Now since VCE doesn't teach you any mathematics from a pure perspective, not suprised why so many kids find 'vector proofs' so hard.

[kamil9876]

dumbed-down version of a specific subset of linear algebra

and what specific subset of linear algebra would that be?

There are many many many non-geometric theorems which are proven using linear algebra techniques (such as using vector notation and so on), for example, showing unique basis (http://en.wikipedia.org/wiki/Basis_%28linear_algebra%29) representation: If S a set of vectors and is a basis for a vector space V, then every vector in V can be expressed in one unique way.

Now since VCE doesn't teach you any mathematics from a pure perspective, not suprised why so many kids find 'vector proofs' so hard.

Really, are you saying you need to know linear algebra to do vector proofs? I don't think so. You're provided with enough tools(dot product etc.) and I've seen good students here not knowing linear algebra but being decent at vector proofs. Again as the saying goes: you don't need an atomic bomb to kill an ant.

[TrueTears]

Really, are you saying you need to know linear algebra to do vector proofs?

no, i never said you need to know linear algebra to do vector proofs, where did i say that? I said there are more to vector proofs than just knowing a few properties and applying them to geometric proofs.

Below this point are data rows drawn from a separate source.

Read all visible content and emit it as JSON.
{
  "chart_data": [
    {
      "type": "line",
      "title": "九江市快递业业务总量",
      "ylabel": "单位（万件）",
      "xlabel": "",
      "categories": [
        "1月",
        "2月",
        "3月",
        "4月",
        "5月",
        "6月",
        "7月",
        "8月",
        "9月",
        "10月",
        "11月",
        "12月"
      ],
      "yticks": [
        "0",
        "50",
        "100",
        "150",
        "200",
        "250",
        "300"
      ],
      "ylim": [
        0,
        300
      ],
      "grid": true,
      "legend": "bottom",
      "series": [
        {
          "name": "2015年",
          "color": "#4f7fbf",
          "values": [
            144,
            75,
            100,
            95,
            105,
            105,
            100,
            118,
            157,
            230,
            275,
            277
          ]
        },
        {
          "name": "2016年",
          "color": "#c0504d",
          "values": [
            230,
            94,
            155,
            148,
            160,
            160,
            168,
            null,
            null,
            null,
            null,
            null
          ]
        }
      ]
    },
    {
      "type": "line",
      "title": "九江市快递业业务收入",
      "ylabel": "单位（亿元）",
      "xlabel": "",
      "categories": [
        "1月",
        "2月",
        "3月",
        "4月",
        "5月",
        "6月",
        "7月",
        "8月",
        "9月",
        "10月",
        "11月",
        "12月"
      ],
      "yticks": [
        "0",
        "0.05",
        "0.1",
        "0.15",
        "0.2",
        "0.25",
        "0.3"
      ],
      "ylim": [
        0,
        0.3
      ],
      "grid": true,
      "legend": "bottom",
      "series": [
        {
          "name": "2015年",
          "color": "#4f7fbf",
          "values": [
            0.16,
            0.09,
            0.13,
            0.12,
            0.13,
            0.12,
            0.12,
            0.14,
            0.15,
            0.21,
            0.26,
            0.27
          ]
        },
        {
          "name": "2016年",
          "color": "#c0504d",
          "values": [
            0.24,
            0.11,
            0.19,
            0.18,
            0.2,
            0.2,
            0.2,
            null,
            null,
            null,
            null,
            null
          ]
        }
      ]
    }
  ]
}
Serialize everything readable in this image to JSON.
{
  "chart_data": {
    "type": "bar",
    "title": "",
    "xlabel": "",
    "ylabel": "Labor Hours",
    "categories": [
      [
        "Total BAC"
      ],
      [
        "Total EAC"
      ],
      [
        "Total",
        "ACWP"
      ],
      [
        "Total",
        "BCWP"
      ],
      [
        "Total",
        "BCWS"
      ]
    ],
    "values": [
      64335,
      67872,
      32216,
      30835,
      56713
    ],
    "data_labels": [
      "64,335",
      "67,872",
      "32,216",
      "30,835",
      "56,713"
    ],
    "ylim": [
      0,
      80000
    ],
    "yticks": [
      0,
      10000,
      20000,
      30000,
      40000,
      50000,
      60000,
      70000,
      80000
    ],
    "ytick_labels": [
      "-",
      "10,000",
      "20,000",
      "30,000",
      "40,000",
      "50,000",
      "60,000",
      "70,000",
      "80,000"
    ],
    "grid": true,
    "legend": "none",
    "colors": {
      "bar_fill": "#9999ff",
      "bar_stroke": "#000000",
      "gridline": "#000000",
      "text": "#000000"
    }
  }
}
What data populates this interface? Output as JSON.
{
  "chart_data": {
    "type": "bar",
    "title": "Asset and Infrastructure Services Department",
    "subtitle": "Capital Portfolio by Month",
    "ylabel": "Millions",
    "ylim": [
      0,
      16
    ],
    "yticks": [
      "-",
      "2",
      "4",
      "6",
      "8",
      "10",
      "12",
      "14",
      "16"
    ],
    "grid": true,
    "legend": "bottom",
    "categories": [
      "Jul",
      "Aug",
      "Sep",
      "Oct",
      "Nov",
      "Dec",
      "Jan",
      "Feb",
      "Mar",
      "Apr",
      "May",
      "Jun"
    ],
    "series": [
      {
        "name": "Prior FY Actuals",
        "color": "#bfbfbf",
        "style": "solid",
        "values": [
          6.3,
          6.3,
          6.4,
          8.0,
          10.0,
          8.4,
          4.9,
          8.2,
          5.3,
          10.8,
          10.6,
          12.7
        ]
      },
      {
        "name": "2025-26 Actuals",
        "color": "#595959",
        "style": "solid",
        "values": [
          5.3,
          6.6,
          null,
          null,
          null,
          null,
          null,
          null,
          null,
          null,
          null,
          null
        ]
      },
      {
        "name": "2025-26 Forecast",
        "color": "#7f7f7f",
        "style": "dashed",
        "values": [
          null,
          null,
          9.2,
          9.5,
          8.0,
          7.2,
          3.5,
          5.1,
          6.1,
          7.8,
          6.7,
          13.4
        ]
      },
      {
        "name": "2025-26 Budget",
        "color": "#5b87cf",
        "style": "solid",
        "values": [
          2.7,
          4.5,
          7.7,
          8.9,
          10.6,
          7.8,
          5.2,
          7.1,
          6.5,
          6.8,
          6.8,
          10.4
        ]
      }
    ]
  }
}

I've seen good students here not knowing linear algebra but being decent at vector proofs

ok. i never mentioned students who don't know linear algebra won't be able to do vector proofs?

just saying it's better to understand more applications with vectors rather than knowing just some, confidence rises with more knowledge, you are correct that students are able to conduct proofs with the tools necessary in spesh, but again, a passionate student would agree that it's better to know more than less

dumbed-down version of a specific subset of linear algebra

and what specific subset of linear algebra would that be?

didn't define subset very well, what i was meant to convey to students was that vectors can be utilised in different ways, ie, you're never taught in vce to consider vectors as a n tuple http://en.wikipedia.org/wiki/Linear_algebra#Vectors_as_n-tuples:_Matrix_Theory (and even if you were, you probably never learnt it from the bigger picture) where as in linear algebra you are exposed to these new ideas utilising vectors in different ways, all of this helps the student gain more confidence which would help them improve overall when dealing with vectors.

Again as the saying goes: you don't need an atomic bomb to kill an ant.

well you go use an atomic bomb to kill an ant then, don't think i ever said you had to use linear algebra techniques to do vce vector proofs.

seems you have misread quite a bit :\

[aes_999]

The most challenging aspect of spesh, IMO was understanding what everything meant. I did horribly at spesh unit 1 at MHS, and dropped it for a more mathematic friendly subject - Accounting...

[kamil9876]

Ok then, we'll just wait until next semester until you start talking about how a passionate student would also picture vectors in infinite dimensional Hilbert Spaces and study bounded linear functionals on them, or consider them as just a special case of modules over a PID.